Economic Science and the EU

Every few decades or so we are brutally reminded that the global economic system can experience serious dysfunctions and that the science called upon to find the necessary remedies is rarely, if ever, up to the task. The latest controversies among economists regarding austerity policies or possible solutions for dealing with sovereign debt are a case in point.

The head of the IMF’s research unit and potential Nobel-prize recipient, Mr Olivier Blanchard, has recently revealed that his institution is partly responsible for botching the rescue of Greece and, by miscalculating the impact of austerity policies, for plunging Spain, Portugal, Italy, Ireland and even the Netherlands into recession (Alternatives économiques).

In a parallel development, a 2010 study by former IMF chief economist Kenneth Rogoff and Carmen Reinhart of Harvard University has stirred up a huge controversy involving three economists from Amherst University and Nobel-prize laureate Paul Krugman. The study claimed to have found a connection between economic growth and public borrowing: whenever government debt rises above 90 percent of GDP, the data available seems to indicate that growth slows down, although the authors freely admit that they are not entirely sure if higher debt leads to slow growth or whether it is the other way around (The Economist).

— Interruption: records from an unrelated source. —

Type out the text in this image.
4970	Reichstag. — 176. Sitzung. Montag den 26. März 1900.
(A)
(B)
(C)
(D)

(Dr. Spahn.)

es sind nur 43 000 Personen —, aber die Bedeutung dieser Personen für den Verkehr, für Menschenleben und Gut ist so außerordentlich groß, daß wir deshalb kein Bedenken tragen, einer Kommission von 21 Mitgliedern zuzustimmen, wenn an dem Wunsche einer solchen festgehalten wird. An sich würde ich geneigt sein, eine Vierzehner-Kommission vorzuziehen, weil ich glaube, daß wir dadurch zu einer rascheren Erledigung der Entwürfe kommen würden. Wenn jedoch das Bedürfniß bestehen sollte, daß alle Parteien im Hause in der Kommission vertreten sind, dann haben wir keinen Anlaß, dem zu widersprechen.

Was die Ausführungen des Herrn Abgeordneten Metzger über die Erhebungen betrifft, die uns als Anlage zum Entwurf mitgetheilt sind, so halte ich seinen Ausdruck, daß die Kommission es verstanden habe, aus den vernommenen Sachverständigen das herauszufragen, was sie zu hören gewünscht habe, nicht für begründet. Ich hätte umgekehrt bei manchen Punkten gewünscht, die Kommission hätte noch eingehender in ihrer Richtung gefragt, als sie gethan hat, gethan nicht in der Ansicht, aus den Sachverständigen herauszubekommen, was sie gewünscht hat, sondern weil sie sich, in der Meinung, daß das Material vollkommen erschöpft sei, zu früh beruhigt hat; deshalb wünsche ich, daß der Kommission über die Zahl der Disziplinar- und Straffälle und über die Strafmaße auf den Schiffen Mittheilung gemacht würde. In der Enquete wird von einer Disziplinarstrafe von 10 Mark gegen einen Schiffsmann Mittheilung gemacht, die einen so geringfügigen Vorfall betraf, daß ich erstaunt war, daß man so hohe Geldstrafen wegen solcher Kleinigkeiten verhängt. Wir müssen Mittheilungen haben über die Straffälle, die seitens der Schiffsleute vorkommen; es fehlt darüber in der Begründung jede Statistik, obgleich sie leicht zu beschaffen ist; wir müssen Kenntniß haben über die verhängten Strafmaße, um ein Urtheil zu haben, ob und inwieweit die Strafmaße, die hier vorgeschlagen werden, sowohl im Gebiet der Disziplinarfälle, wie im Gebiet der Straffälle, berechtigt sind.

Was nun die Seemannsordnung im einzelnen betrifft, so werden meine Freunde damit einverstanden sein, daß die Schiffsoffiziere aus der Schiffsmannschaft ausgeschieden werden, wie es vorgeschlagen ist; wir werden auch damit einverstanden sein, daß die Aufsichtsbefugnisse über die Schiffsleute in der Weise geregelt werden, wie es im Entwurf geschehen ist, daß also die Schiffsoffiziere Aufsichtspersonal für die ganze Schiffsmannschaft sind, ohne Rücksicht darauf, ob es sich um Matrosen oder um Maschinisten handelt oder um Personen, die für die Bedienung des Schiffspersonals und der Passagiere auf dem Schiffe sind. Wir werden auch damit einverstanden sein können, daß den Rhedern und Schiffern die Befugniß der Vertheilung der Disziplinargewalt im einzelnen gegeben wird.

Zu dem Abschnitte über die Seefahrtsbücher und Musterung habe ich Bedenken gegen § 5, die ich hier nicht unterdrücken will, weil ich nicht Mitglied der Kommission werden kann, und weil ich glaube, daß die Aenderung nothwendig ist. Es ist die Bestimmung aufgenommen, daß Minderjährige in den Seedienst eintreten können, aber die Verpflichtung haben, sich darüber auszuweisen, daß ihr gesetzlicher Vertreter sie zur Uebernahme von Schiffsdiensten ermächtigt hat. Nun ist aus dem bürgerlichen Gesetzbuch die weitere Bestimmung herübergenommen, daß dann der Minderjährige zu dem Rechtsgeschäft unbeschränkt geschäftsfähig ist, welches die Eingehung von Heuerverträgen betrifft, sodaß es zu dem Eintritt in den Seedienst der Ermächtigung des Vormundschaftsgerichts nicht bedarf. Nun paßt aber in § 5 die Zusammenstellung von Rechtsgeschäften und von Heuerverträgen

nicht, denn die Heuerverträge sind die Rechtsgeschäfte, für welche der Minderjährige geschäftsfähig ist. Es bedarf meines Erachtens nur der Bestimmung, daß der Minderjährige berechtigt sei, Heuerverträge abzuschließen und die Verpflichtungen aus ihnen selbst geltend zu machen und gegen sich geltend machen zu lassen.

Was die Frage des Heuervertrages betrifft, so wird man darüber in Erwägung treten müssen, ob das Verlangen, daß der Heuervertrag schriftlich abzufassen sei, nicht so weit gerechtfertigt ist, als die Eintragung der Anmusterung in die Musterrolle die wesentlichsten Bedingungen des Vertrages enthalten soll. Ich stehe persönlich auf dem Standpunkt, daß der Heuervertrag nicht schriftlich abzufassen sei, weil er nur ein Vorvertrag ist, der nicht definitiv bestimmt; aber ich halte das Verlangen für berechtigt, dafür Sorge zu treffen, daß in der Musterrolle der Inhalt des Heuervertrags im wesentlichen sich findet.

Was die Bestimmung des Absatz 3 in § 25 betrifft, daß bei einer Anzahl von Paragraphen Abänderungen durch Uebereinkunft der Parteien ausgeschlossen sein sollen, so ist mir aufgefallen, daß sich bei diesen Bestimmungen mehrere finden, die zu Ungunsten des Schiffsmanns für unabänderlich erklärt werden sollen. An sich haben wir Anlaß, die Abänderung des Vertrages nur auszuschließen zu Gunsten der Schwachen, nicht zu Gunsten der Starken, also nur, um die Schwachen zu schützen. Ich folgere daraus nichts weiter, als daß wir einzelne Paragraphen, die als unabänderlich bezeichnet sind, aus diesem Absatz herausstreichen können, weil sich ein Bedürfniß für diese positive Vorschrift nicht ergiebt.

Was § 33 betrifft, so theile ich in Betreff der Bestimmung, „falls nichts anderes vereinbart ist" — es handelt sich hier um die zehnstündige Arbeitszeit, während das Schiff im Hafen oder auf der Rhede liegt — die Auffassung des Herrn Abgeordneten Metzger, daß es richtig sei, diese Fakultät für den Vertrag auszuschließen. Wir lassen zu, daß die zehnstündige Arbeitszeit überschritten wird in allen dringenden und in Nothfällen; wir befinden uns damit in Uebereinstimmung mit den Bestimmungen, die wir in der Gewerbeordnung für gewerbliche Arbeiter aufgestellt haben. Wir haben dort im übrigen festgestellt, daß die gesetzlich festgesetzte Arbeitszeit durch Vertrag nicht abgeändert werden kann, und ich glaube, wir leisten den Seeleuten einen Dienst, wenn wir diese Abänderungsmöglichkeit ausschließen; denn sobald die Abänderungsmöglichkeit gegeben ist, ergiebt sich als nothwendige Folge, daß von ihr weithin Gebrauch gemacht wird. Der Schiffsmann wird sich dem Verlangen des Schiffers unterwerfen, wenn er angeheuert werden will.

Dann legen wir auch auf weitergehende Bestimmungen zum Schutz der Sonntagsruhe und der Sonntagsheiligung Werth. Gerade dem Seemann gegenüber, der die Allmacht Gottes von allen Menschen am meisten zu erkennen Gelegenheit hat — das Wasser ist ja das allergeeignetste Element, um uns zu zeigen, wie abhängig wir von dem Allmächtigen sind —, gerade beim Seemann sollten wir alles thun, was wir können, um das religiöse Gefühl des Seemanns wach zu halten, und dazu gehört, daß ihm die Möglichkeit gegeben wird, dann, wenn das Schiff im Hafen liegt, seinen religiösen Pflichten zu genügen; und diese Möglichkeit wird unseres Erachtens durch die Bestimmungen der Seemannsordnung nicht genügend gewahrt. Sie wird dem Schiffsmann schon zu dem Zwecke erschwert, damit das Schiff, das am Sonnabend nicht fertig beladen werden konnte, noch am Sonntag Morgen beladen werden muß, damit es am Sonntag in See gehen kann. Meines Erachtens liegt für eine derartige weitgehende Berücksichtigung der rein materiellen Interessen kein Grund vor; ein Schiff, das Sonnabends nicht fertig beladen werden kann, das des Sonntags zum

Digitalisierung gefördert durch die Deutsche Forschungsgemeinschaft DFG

Almost as influential among EU finance ministers is a second Harvard study, “Large Changes in Fiscal Policy : Taxes vs. Spending “, authored by Alberto Alesina and Silvia Ardagna. According to it, deep cuts in public spending generally lead to economic expansion, not to contraction. As the two have explained during a meeting in the spring of 2010 with Ecofin ministers, austerity policies give the private sector the confidence it needs to increase their investments, which compensate for the budget cuts . The study found a convert in Jean-Claude Trichet, who claimed the same year that

[…] the ideea that the austerity measures could bring about stagnation is incorrect […] I am firmly convinced that in the current circumstances such policies that inspire confidence would reinforce, not affect the economic recovery because today’s essential factor is confidance.” (as quoted by P. Krugman in New York Times)

This is all academic, one might say. Only, in an unfortunate turn of events, Mr Rogoff’s or Alesina’s studies determined the European Union’s neoliberal-leaning politicians to adopt stringent austerity policies aimed at reducing public debt, thus bringing about the current recession on the continent. As Mr Rogoff argues, however, his recipe for debt reduction involved not austerity, but writing down bank debt, allowing for some inflation and using “financial repression” techniques.

This, of course, is not the first time that the IMF’s policies have gone tragically wrong, or that macroeconomists’ advice has fallen short of expectations. The ‘dismal science’ – a nickname for economics that many Asian, Latin American and European nations would readily approve as appropriate – is after all relatively young and imperfect.

In fact, during the discipline’s two and a half centuries of evolution, the most influential theorists were actually members of entirely different professions. As we know, Adam Smith was initially a customs agent and a professor of moral philosophy; David Ricardo – a stockbroker; Thomas Malthus – a pastor; Quesnay and Juglar – medical doctors; Marx – a philosopher; and Leon Walras – a mining engineer and journalist. As a rule of thumb, policy recommendations by economists have not been consistently successful to date, when they were not ignored by governments on ideological grounds. Even well-known policies such as Roosevelt’s New Deal were discontinued before they could produce their full effects, such as solving mass unemployment in the US. The latter, as J.K. Galbraith pointed out, was solved not by the adoption of macroeconomic policies, but inadvertently by Hitler, who decided to wage war on the West.

The current economic climate tends to lend full credibility to Keynes’ stagnationist thesis, as it bears many similarities to the long period of stagnation following the 1929 crash. His thesis is again influencing business people and social scientists alike, making economic recovery a distant and uncertain prospect, especially within the EU.